Rabu, 20 Juli 2011, pukul 11.00 WIB, di Kedai Kebun Forum.
Presenter: Ade Darmawan and Agung Hujatnikajennong. Moderator: David Teh.
Ade Darmawan
Dalam sejarah seni video di Indonesia, “pusat” tidak banyak berperan. Inisiatif-inisiatif muncul secara menyebar. Setelah 1998, inisiatif-inisiatif ini banyak bergerak ke arah kelembagaan. Iniasiatif dalam bentuk institusi-institusi kecil ini memiliki peranan penting dalam penulisan sejarah seni video di Indonesia. Institusi-institusi ini dianggap dapat memberikan alternatif narasi mengenai sejarah seni video di Indonesia. Praktik penggunaan video dalam konteks seni, juga banyak terkait dengan praktik video di ranah masyarakat.
Agung Hujatnikajennong
Kemunculan pertanyaan “apakah ada sejarah seni video di Indonesia” diduga, salah satunya, akibat pola komunikasi mengenai sejarah yang dikembangkan oleh rezim Orde Baru. Sejarah selalu berada dalam posisi yang diragukan. Hal ini juga didorong oleh minimnya infrastruktur yang melakukan pendokumentasian.
Dari perspektif techno-culture, Agung melihat ada dua kecenderungan dalam produksi seni video di Indonesia: Yang Kritis dan Afirmatif. Secara generasional, yang kritis lahir pada 1990an oleh seniman generasi tersebut, seperti Krisna Murti (Learning to Queue up to the Ants) dan Heri Dono (gamelan of Non-communication).
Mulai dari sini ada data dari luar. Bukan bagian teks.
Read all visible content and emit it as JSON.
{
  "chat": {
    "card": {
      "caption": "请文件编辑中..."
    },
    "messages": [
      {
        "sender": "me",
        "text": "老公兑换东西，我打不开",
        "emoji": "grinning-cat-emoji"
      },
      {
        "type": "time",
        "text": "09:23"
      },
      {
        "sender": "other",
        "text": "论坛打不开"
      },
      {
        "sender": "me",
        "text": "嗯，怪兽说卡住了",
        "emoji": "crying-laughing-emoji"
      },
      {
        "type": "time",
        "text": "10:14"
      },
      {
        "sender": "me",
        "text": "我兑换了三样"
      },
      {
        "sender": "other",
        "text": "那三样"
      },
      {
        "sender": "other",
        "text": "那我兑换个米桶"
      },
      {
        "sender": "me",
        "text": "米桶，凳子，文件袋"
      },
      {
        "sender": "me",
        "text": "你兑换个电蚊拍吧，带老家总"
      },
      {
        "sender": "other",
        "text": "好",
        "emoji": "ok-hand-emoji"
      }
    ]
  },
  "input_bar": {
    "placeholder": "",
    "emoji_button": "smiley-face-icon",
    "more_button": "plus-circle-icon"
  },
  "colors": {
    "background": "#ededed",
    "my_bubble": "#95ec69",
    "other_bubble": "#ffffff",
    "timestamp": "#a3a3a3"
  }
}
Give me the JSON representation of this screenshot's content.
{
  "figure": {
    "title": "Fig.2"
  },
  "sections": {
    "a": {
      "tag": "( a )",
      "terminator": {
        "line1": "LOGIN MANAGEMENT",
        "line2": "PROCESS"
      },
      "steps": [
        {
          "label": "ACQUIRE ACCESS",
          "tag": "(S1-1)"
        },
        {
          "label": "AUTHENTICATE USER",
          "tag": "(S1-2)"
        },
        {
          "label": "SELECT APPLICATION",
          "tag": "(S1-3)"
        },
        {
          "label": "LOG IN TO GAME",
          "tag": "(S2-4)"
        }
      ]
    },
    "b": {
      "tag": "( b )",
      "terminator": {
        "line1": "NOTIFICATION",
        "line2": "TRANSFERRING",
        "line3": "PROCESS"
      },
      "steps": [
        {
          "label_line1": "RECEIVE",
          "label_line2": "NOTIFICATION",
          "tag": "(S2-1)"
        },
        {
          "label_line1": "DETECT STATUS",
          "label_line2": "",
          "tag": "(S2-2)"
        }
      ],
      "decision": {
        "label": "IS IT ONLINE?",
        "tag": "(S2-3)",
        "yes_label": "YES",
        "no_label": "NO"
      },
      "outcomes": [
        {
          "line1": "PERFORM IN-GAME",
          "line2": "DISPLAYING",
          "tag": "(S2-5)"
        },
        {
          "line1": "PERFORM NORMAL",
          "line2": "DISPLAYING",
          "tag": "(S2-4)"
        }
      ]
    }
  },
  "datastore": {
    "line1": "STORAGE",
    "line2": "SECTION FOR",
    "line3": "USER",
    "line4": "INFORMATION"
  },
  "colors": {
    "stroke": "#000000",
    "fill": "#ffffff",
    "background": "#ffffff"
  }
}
Sedangkan kecenderungan yang kedua, merujuk pada tulisan Ronny Agustinus, video setelah 1998 menjadi populer karena ada kebebasan informasi yang berpengaruh pada merebaknya TV lokal, dan mahalnya harga seluloid. Dalam OK Video ini terbaca dari jumlah video yang masuk, dari pembuat video amatir, pembuat video klip sampai seniman mengirimkan karyanya. Jika teknologi pada generasi sebelumnya dipandang secara berjarak, yang selanjutnya lebih dekat dengan perangkat teknologi sebelumnya.